# Lecture 9: Real PIM Systems: UPMEM
*Notes*

**PIM**: Processing in Memory using PIM-enabled instructions.

<hr>

## 1 - Main Idea

Data movement between memory and storage units and compute units is a major contributor to execution time and energy consumption.

Processing-in-Memory is a paradigm that can tackle the datamovement bottleneck (Though explored for 50 years, technology challegnes prevented the successful materialization).

UPMEM has designed and fabricated the first publicly-available real-world PIM architecture (DDR4 chips embedding in-order multi-hreaded DRAM Processing Units, DPU).

**Takeaway:**

UPMEM-based PIM systems outperform state-fo-the-art CPUs in terms of performance and energy efficiency on most of PrIM benchmarks. They also outperforms state-of-the-art GPU on a majority of PrIM benchmarks. PIM systems are more energy efficient.

<hr>

## 2 - UPMEM PIM Programming

![obs](images/obs.png)

UPMEM DIMMs coexist with conventional DIMMs. Integration of UPMEM DIMMs in a system follows an **accelerator model**. Il resembles GPU computing (explicit data movement between the main processor and the accelerator. Explicit kernel launch onto the UPMEM processors). 

### Vector Addition

Array programming to allow high parallelism without requesting data throughput to the CPU.

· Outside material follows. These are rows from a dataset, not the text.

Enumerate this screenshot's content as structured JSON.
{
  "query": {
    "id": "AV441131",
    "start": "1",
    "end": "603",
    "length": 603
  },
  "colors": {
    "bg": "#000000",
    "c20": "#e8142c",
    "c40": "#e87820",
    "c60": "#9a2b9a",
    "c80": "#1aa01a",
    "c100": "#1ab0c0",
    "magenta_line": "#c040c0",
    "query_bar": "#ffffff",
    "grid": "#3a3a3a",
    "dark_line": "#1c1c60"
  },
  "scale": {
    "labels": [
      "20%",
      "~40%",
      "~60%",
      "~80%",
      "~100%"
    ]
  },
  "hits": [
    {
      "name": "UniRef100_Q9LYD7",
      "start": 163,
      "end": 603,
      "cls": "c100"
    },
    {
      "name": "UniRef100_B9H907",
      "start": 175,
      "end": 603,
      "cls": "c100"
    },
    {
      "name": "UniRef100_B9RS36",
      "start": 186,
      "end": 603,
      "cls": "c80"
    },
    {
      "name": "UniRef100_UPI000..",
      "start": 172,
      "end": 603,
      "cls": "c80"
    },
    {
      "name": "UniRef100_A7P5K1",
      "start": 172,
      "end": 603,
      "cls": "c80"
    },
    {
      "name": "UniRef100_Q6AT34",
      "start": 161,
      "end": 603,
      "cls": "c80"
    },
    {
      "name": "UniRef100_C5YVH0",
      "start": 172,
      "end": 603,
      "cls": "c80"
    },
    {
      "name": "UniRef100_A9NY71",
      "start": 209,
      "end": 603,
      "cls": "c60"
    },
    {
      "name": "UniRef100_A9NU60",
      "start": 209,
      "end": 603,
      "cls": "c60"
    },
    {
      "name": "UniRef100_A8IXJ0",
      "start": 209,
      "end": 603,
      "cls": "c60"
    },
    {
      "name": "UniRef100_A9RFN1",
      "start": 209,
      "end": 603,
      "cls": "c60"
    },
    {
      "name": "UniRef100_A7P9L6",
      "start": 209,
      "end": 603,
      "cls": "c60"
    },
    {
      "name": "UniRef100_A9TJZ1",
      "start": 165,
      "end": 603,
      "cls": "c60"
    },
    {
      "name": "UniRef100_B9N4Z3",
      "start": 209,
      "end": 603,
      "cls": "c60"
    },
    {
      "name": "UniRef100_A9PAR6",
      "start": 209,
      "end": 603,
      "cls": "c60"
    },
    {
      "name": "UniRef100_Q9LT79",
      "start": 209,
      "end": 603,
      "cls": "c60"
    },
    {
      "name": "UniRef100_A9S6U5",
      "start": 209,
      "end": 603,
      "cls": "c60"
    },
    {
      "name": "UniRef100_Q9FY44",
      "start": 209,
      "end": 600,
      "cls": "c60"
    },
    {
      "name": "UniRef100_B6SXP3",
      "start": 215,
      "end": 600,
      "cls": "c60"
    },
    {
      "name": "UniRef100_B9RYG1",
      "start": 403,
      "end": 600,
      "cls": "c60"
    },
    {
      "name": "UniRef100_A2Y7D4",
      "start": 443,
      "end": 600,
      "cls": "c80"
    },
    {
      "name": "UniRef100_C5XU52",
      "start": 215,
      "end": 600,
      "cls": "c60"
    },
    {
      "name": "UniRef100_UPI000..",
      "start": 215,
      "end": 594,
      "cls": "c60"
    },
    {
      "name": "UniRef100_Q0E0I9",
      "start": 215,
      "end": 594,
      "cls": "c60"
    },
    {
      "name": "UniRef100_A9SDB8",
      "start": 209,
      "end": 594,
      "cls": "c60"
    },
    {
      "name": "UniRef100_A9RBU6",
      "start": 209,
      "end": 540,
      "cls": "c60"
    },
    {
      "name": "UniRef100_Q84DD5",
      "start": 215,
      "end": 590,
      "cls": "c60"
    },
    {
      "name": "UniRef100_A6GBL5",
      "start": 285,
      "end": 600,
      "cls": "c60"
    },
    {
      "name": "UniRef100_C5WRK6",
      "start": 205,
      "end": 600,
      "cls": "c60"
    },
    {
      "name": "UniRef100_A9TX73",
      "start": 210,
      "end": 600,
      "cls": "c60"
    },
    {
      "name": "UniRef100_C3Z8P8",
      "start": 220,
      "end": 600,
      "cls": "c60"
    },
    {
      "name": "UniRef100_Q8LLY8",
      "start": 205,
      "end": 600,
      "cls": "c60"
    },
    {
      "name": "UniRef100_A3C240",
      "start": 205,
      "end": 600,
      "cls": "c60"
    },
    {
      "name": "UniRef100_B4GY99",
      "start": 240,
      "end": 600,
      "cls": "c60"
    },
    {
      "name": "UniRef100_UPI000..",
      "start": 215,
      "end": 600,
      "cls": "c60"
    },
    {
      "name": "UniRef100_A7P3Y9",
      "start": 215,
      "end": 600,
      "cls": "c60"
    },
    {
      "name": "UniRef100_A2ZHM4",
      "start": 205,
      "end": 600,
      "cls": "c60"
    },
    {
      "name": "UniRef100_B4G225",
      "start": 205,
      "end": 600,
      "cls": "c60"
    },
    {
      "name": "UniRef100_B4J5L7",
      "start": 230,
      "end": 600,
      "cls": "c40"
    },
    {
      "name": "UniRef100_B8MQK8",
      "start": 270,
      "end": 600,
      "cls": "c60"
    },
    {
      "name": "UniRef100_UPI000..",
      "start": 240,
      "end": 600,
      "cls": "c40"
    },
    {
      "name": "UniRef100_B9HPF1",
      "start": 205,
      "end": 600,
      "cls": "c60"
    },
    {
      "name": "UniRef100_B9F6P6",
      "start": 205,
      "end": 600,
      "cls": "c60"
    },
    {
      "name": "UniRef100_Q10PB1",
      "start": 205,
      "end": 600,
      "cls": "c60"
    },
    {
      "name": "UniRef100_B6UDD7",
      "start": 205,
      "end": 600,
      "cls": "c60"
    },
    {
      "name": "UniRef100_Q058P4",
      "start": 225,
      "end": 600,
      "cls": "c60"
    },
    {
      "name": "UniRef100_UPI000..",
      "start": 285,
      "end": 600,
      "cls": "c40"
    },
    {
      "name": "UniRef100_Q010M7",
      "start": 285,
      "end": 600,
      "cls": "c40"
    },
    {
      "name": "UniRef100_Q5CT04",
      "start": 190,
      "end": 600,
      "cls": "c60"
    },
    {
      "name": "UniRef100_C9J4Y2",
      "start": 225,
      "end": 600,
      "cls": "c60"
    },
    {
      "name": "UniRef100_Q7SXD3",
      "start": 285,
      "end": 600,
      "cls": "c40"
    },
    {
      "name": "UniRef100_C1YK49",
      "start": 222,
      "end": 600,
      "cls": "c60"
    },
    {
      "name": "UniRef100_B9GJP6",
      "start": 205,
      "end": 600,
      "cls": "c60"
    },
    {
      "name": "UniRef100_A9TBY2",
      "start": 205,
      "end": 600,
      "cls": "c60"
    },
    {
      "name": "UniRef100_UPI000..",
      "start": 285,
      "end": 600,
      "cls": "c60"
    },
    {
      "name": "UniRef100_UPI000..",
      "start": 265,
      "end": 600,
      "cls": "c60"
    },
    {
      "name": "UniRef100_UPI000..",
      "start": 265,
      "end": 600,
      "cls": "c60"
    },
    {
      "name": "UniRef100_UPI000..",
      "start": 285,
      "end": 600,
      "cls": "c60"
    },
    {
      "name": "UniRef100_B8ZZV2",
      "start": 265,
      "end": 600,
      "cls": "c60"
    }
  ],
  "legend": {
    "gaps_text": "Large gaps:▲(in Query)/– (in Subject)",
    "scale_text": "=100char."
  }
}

### CPU-DPU Data Transfers

Serial, parallel and broadcast transfers (single DPU, multiple DPU, multiple DPU with a single buffer). 

### Inter-DPU COmmunication

There is no direct communication channel between DPUs (they have to go through the host CPU). 

### CPU-DPU/DPU-CPU Transfer Bandwidth

Data transfer size varies between 8 bytes and 32 MB. 

<hr>

## 3 - DRAM Processing Unit

### Arithmetic Throughput

Arithmetic Throughput vs. Operational Intensity (goal is to characterize memory-bound regions and compute-bound regions). 

Microbenchmark (1. load one chunk of an MRAM array into WRAM, 2. Perform a variable number of operations on the data, 3. write back to MRAM). 

**Operational Intensity** is defined as ther number of arithmetic operations performed per byte accessed from MRAM.

> In a memory-bound region, the arithmetic throughput increases with the operational intensity. In the compute-bound region, the arithmetic throughput is flat at its maximum. The throughput saturation point is the operational intensity where the transition between the memory-bound region and the compute-bound region happens.
>
> The thorughput saturation point is as low as $\frac{1}{4}$ Operation/byte, i.e. 1 integer addition per every 32-bit element fetched.

### WRAM and MRAM bandwidth

#### WRAM Copy

$$\text{WRAM badwidth in }\frac{B}{S}=\frac{\text{Bytes} * \text{frequency}_{DPU}}{\text{# instructions}}$$

**Copy** executes 2 instructions (Load and store) with 11x16 bytes in 22 cycles -> $2800\frac{MB}{s}$ at 350Mhz.

#### MRAM Read and Write

$$\text{MRAM Bandwidth in }\frac{B}{S}=\frac{\text{size} * \text{frequency}_{DPU}}{\text{MRAM latency}}$$

We can model the MRAM latency with a linear expression: MRAM LAtency (in cycles) = $\alpha + \beta*\text{size}$.

<hr>

## 4 - PrIM Benchmarks

A common set of workloads that can be used to evaluate the UPMEM PIM architecture, compare software improvements and compilers, compare future PIM architectures and hardware.

Two key selection criteria: 1. selected workloads from different application domains, 2. memory-bound workloads on processor-centric architecture.